In retrospect, all this seems insane, but I suppose it kept us from thinking about anything more troublesome. One thing it clearly left us with was a sense that our century was insignificant and, compared to the heroes and lawgivers of antiquity, our leaders paltry; it was hard to picture Mr Neville Chamberlain cleansing the Augean stables or Mr Baldwin bringing home the golden apples from the Garden of the Hesperides.

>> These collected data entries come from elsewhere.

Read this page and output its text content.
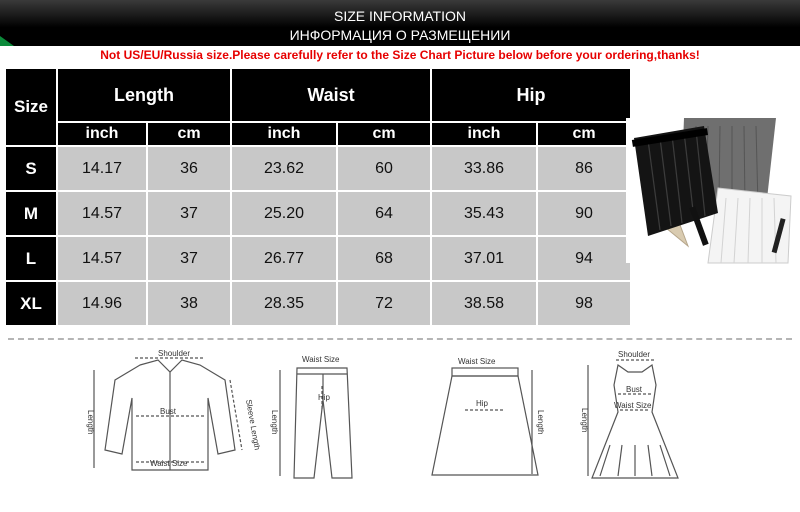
SIZE INFORMATION
ИНФОРМАЦИЯ О РАЗМЕЩЕНИИ
Not US/EU/Russia size.Please carefully refer to the Size Chart Picture below before your ordering,thanks!
Size	Length		Waist		Hip	
	inch	cm	inch	cm	inch	cm
S	14.17	36	23.62	60	33.86	86
M	14.57	37	25.20	64	35.43	90
L	14.57	37	26.77	68	37.01	94
XL	14.96	38	28.35	72	38.58	98
Shoulder
Bust
Waist Size
Sleeve Length
Length
Waist Size
Hip
Length
Waist Size
Hip
Length
Shoulder
Bust
Waist Size
Length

After high tea with my mother, I would go upstairs to do my homework, with Bessie the sheepdog (given to us as surplus to the farm’s requirements) rounding me up into her imagined pen. The work usually took no more than an hour and left me time to read the Bible. My mother used to worry that I spent too much time with my ‘nose in a book’. I didn’t see how she could object to my doing what we were all urged to do, but I took some pleasure in making her anxious. A child is so desperate to be acknowledged that even inflicting pain on someone he loves can seem like a small victory over insignificance.

The house we lived in was bigger than you might imagine. It had fallen into my father’s hands before the war. The sum of a hundred pounds and an insurance policy were part of a story my mother seemed not to understand. ‘Your father was an educated man,’ she used to say, as if that explained it. Most people then were tenants in tied cottages; the price of houses was low; there were plenty to be had where we lived and no one thought of them as investments.

Ours stood in an acre of garden, which backed on to fields; it had outbuildings that had once been used for tanning. There were more rooms inside than we needed and my mother took in lodgers. I didn’t like it when a new one arrived, as when she’d shown him to his room and they’d agreed on the rent, she always ended up saying, ‘Never mind Robert. He’s a funny lad, but he won’t get in your way.’ This was followed by a rumpling of my hair.